Portable Techniques to Find Effective Memory Hierarchy Parameters
Cooper, Keith D.
Application performance on modern microprocessors depends heavily on performance related characteristics of the underlying architecture. To achieve the best performance, an application must be tuned to both the target-processor family and, in many cases, to the specific model, as memory-hierarchy parameters vary in important ways between models. Manual tuning is too inefficient to be practical; we need compilers that perform model-specific tuning automatically. To make such tuning practical, we need techniques that can automatically discern the critical performance parameters of a new computer system. While some of these parameters can be found in manuals, many of them cannot.
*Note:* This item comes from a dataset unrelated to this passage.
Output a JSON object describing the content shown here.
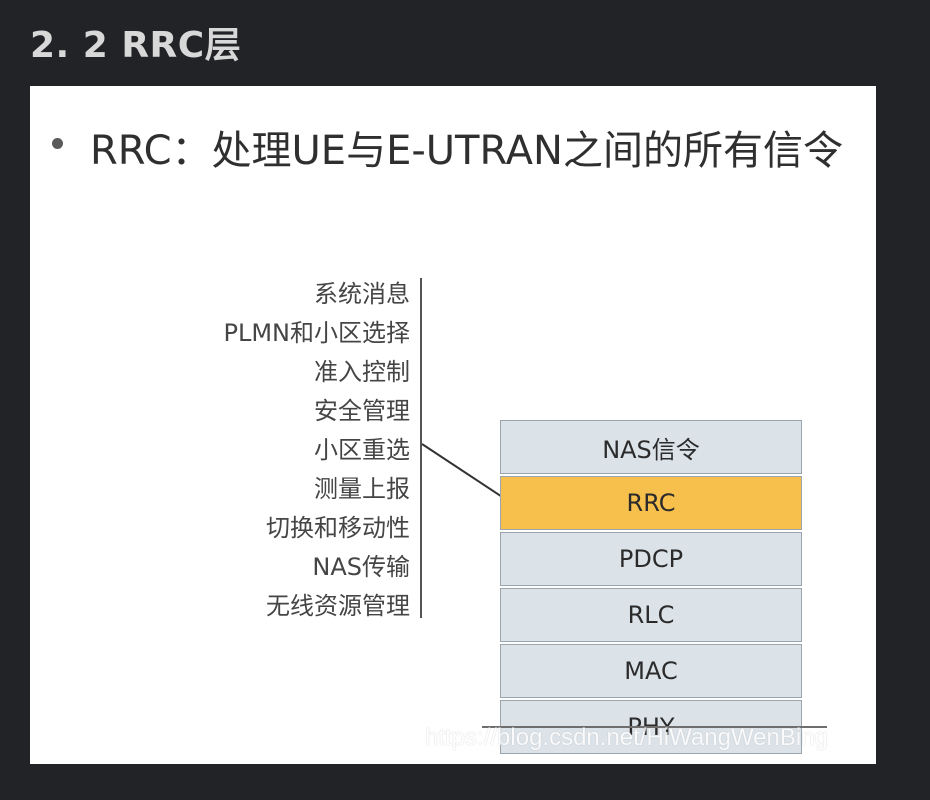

To further complicate matters, compiler-based optimization should target the system’s behavior rather than its hardware limits. Effective cache capacities, in particular, can be smaller than the hardware limits for a number of reasons, such as sharing between cores or between instruction and data caches. Physical address mapping can also reduce the effective cache capacity. To address these challenges, we have developed a suite of portable tools that derive many of the effective parameters of the memory hierarchy. Our work builds on a long line of prior art that uses micro-benchmarks to analyze the memory system. We separate the design of a reference string that elicits a specific behavior from the analysis that interprets that behavior. We present a novel set of reference strings and a new robust approach to analyzing the results. We present experimental validation on a collection of 20 processors.